There was a pause. "He's not a fool, I'll admit. Not from an old, decent family, hardly the genuine article, but at least he attempts to be civilised."
Helford made notes, then looked up again and asked "How about the new Clerk?"
Clandecy shrugged. "I suspect he's got more class than most round here, but he's weak. Doesn't keep the rebels in order at meetings, and lets the public have far too much time for their stupid questions."
Dean was thinking that this man was the worst snob he'd ever come across. He fervently hoped that he was the murderer, and itched to slap the handcuffs on him right away. He was at least going to have the pleasure of getting his fingerprints, which indignity was sure to infuriate the superior and over-privileged gentleman in the chair.

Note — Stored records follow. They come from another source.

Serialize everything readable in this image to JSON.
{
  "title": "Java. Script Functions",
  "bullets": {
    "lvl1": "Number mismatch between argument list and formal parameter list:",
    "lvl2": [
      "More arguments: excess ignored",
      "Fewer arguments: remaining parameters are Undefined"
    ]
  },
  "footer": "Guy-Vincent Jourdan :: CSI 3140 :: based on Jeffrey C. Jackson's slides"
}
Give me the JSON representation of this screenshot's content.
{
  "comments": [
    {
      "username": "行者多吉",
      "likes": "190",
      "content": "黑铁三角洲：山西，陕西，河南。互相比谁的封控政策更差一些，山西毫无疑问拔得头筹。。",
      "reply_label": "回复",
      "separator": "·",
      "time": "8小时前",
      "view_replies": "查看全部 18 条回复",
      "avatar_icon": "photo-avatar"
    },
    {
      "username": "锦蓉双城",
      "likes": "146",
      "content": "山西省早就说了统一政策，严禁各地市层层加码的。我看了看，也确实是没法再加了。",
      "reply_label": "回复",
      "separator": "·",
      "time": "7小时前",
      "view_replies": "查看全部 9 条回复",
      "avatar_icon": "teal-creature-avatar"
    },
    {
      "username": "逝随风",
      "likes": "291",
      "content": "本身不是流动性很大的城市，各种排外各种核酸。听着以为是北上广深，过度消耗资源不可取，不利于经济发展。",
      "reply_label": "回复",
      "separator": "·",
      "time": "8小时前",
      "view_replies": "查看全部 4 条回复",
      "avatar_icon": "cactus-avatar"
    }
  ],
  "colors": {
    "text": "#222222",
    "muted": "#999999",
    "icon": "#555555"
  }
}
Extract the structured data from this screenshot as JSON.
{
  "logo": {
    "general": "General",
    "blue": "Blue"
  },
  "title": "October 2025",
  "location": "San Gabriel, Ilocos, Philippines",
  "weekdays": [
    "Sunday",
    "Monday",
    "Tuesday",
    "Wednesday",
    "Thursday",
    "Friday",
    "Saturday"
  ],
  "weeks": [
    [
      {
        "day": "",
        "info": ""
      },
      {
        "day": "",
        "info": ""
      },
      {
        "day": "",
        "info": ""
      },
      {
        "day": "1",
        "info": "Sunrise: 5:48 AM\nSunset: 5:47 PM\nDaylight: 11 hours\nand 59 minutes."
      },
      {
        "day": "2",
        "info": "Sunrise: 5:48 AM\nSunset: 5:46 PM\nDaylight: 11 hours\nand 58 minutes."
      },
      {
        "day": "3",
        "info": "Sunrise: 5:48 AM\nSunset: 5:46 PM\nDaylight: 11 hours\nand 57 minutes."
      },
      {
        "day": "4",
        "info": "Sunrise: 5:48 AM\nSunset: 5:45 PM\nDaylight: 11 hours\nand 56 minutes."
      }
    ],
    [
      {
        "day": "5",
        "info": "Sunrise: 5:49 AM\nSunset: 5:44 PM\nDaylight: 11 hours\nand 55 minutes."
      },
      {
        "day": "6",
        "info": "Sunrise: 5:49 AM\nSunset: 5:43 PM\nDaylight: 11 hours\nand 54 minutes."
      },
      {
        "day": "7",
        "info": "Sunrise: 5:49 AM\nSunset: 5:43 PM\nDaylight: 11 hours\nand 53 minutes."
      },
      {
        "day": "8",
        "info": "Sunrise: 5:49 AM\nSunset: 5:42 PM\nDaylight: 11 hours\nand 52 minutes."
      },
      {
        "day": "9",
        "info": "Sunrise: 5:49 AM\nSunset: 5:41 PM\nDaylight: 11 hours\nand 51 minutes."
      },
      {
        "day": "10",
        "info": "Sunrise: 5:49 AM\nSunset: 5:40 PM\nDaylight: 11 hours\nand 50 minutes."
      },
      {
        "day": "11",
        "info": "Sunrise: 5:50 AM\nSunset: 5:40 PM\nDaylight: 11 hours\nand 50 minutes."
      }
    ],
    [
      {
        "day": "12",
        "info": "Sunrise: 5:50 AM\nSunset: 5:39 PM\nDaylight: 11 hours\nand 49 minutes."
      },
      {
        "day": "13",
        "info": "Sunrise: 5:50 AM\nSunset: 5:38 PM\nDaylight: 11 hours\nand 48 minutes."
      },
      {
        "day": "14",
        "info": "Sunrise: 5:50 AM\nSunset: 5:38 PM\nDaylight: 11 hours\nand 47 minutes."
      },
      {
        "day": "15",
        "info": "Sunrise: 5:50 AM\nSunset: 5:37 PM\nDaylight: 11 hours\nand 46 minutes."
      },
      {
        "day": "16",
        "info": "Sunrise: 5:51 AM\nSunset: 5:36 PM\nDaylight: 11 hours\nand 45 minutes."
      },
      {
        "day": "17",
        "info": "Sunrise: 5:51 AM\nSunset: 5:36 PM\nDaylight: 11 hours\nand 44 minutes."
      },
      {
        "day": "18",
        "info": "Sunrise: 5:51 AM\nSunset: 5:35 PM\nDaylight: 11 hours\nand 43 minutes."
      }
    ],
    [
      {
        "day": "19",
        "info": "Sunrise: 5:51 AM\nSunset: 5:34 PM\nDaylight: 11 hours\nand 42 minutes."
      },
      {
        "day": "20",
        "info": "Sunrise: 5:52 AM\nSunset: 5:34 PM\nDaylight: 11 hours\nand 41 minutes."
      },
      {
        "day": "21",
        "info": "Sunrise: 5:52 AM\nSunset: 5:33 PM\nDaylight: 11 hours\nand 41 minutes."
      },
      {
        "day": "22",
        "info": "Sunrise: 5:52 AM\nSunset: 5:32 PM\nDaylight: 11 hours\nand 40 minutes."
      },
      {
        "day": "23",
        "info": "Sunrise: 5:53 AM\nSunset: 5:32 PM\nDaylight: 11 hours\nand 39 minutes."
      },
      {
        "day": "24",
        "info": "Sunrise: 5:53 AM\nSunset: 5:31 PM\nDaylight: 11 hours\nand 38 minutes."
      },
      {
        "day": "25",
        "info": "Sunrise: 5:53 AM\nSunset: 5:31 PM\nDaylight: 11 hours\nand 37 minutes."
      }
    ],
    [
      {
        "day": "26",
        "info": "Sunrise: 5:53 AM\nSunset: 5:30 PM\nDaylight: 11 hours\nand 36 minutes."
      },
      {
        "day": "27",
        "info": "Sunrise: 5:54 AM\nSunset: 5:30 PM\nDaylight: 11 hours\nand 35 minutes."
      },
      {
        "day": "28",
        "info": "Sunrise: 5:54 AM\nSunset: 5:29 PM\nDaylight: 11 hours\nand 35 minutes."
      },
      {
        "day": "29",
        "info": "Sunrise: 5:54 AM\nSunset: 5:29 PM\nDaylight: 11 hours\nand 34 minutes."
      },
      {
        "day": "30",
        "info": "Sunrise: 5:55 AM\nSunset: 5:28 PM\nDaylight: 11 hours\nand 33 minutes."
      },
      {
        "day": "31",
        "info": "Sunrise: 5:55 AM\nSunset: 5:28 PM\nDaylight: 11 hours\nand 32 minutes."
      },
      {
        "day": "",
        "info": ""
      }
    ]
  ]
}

Helford asked a few more questions, which produced nothing of value. Finally Clandecy was allowed to get up and follow the Sergeant to a side desk where the fingerprinting kit was laid out. Clandecy's squirming distaste was everything Dean had hoped for.
When he had gone, the two officers looked at each other. "I wonder if we'll be able to prove anything against anyone, Dean," said Helford gloomily. "I think we've hit on some sort of motive, but these people are too clever to have done any dirty work themselves. If it was the charming Councillor Clandecy, for example, he would have got some hit man to get rid of the two geologists."
"And Chewter?"
"I reckon Chewter was in on it somehow, and allowed them to bury the bodies in the basement. Then he blackmailed the perpetrators, and got bumped off himself. I'm sure of it, it explains the money in his account, but how can we ever tie anyone to the crime?"
Dean sat thinking, but his thoughts got him no further than Helford's. The phone rang. It was Imogen to tell them that Councillor Wentley had arrived and was on his way up. They looked at their watches, and realised it was five past three already. "Coffee, quick, Dean!"